The analysis of HPH1 phenotypic data requires robust statistical approaches tailored to the specific experimental design and data characteristics:
Growth Assay Analysis:
For continuous growth measurements (e.g., plate reader data): Mixed-effects models to account for technical and biological replication
For endpoint measurements: ANOVA with appropriate post-hoc tests (Tukey's HSD for all pairwise comparisons)
Growth curve analysis: Parameter extraction (lag phase, maximum growth rate, carrying capacity) followed by multivariate analysis
Stress Response Data:
Survival analysis approaches for time-to-event data (e.g., Kaplan-Meier with log-rank tests)
Dose-response modeling for stress titration experiments (EC50 determination)
Two-way ANOVA to assess genotype-by-condition interactions
Genetic Interaction Analysis:
Calculate genetic interaction scores (ε = observed_double_mutant - expected_double_mutant)
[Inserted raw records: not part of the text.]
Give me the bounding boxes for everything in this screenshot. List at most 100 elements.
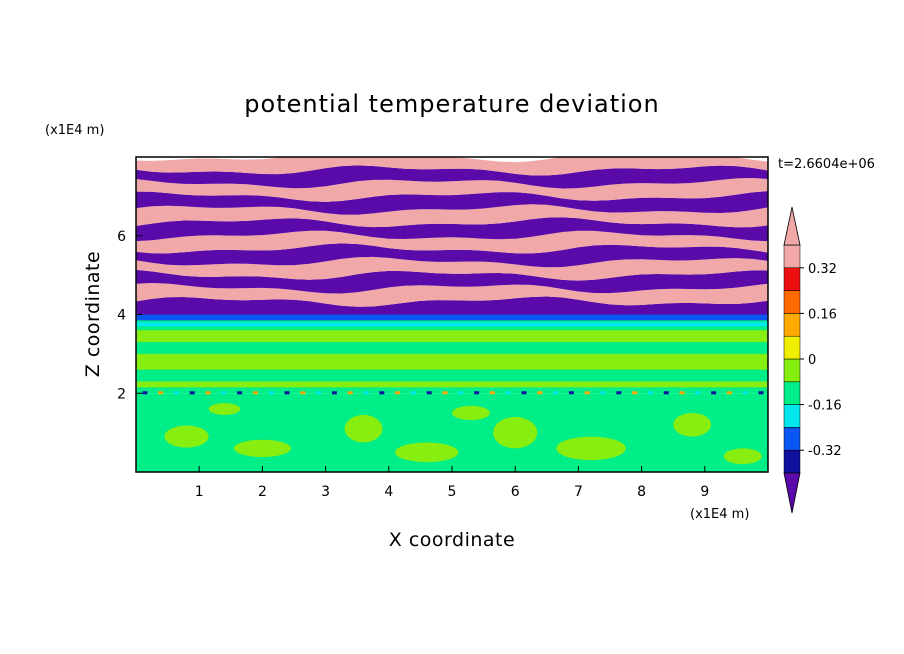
colorbar-swatch [783, 381, 801, 405]
upper-band [136, 283, 768, 307]
lower-layer-patch [208, 403, 241, 415]
x-tick-label: 2 [258, 484, 267, 500]
colorbar: 0.32 0.16 0 -0.16 -0.32 [783, 206, 842, 514]
interface-speck [442, 391, 448, 395]
stratified-strip [136, 353, 768, 370]
interface-speck [142, 391, 148, 395]
x-tick-label: 8 [637, 484, 646, 500]
colorbar-tick-label: 0.16 [808, 307, 837, 322]
y-axis-label: Z coordinate [82, 251, 104, 377]
colorbar-swatch [783, 244, 801, 269]
interface-speck [679, 391, 685, 395]
colorbar-swatch [783, 404, 801, 428]
y-unit-label: (x1E4 m) [45, 123, 104, 138]
interface-speck [395, 391, 401, 395]
lower-layer-patch [452, 405, 490, 421]
x-tick-label: 7 [574, 484, 583, 500]
upper-band [136, 165, 768, 189]
interface-speck [458, 391, 464, 395]
upper-band [136, 157, 768, 176]
lower-layer-band [136, 393, 768, 472]
upper-band [136, 204, 768, 228]
upper-band [136, 230, 768, 254]
x-ticks: 1 2 3 4 5 6 7 8 9 [195, 466, 709, 500]
lower-layer-patch [493, 416, 538, 449]
y-ticks: 2 4 6 [117, 229, 142, 402]
interface-speck [521, 391, 527, 395]
interface-speck [489, 391, 495, 395]
x-tick-label: 3 [321, 484, 330, 500]
interface-speck [300, 391, 306, 395]
upper-band [136, 191, 768, 215]
lower-layer-patch [673, 412, 712, 437]
interface-speck [331, 391, 337, 395]
interface-speck [268, 391, 274, 395]
interface-speck [584, 391, 590, 395]
colorbar-tick-label: -0.32 [808, 444, 842, 459]
x-tick-label: 9 [700, 484, 709, 500]
interface-speck [205, 391, 211, 395]
x-tick-label: 6 [511, 484, 520, 500]
interface-speck [568, 391, 574, 395]
chart-title: potential temperature deviation [244, 90, 659, 118]
interface-speck [726, 391, 732, 395]
stratified-strip [136, 381, 768, 388]
interface-speck [663, 391, 669, 395]
interface-speck [616, 391, 622, 395]
interface-speck [158, 391, 164, 395]
colorbar-lower-extension [783, 472, 801, 514]
interface-speck [711, 391, 717, 395]
colorbar-swatch [783, 335, 801, 360]
x-axis-label: X coordinate [389, 529, 515, 551]
interface-speck [284, 391, 290, 395]
lower-layer-patch [395, 442, 459, 463]
y-tick-label: 2 [117, 386, 126, 402]
lower-layer-patch [556, 436, 626, 461]
interface-speck [632, 391, 638, 395]
stratified-strip [136, 346, 768, 350]
colorbar-swatch [783, 427, 801, 451]
colorbar-tick-label: -0.16 [808, 399, 842, 414]
y-tick-label: 6 [117, 229, 126, 245]
interface-speck [647, 391, 653, 395]
lower-layer-patch [233, 439, 291, 458]
lower-layer-patch [344, 414, 383, 443]
contour-field [136, 157, 768, 472]
colorbar-swatch [783, 313, 801, 337]
colorbar-tick-label: 0 [808, 353, 816, 368]
x-tick-label: 5 [448, 484, 457, 500]
interface-speck [505, 391, 511, 395]
interface-speck [173, 391, 179, 395]
y-tick-label: 4 [117, 308, 126, 324]
colorbar-swatch [783, 267, 801, 291]
interface-speck [474, 391, 480, 395]
colorbar-upper-extension [783, 206, 801, 246]
interface-speck [410, 391, 416, 395]
x-tick-label: 1 [195, 484, 204, 500]
interface-speck [553, 391, 559, 395]
x-unit-label: (x1E4 m) [690, 507, 749, 522]
lower-layer-patch [164, 425, 209, 448]
interface-speck [537, 391, 543, 395]
interface-speck [347, 391, 353, 395]
stratified-strip [136, 330, 768, 343]
stratified-strip [136, 373, 768, 378]
colorbar-swatch [783, 290, 801, 314]
interface-speck [742, 391, 748, 395]
interface-speck [758, 391, 764, 395]
interface-speck [379, 391, 385, 395]
upper-band [136, 178, 768, 202]
stratified-strip [136, 322, 768, 327]
interface-speck [316, 391, 322, 395]
upper-band [136, 217, 768, 242]
upper-band [136, 296, 768, 315]
colorbar-tick-label: 0.32 [808, 262, 837, 277]
interface-speck [221, 391, 227, 395]
upper-band [136, 243, 768, 268]
interface-speck [363, 391, 369, 395]
time-label: t=2.6604e+06 [778, 157, 875, 172]
x-tick-label: 4 [384, 484, 393, 500]
colorbar-swatch [783, 358, 801, 383]
upper-band [136, 256, 768, 281]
Implement appropriate null models for expected phenotypes (multiplicative or additive)
Apply false discovery rate (FDR) corrections for multiple hypothesis testing
Replication and Validation:
Power analysis to determine appropriate sample sizes for detecting expected effect sizes
Bootstrap or jackknife resampling to assess result robustness
Cross-validation approaches for predictive modeling
Data Visualization Recommendations:
Use box plots with individual data points for group comparisons
Implement heat maps for condition-by-genotype interaction visualization
Consider principal component analysis for multivariate phenotypic data
By applying these statistical approaches, researchers can properly interpret phenotypic data related to HPH1 function, particularly in the context of stress responses and genetic interactions with pathways such as V-ATPase function and calcineurin signaling.
Systems biology approaches offer powerful frameworks for integrating diverse data types to develop a comprehensive understanding of HPH1 function:
Network Analysis Applications:
Construct protein-protein interaction networks centered on HPH1 and its partners
Identify network modules and functional clusters associated with HPH1
Apply centrality measures to assess HPH1's position within stress response networks
Multi-omics Integration Strategies:
Combine transcriptomics, proteomics, and metabolomics data from HPH1-deficient strains
Implement correlation network analysis to identify coordinated changes across omics layers
Use pathway enrichment analysis to contextualize HPH1 within cellular processes
Mathematical Modeling Approaches:
Develop ordinary differential equation models of HPH1-involved stress response pathways
Simulate the effects of HPH1 perturbation on system dynamics
Similar to models developed for UPR activation, create predictive models for HPH1-mediated stress responses
Evolutionary Systems Biology:
Compare HPH1/HPH2 duplicates across yeast species to understand functional divergence
Apply phylogenetic approaches to identify conserved functional domains
Use comparative genomics to place HPH1 in evolutionary context
Data Integration Framework:
Implement Bayesian networks to integrate diverse evidence types
Develop machine learning approaches to predict condition-specific functions
Create interactive visualization tools for exploring HPH1-related data across experimental conditions
These systems approaches are particularly valuable for understanding proteins like HPH1 that function in complex cellular contexts and may have condition-specific roles that are difficult to capture with reductionist approaches alone.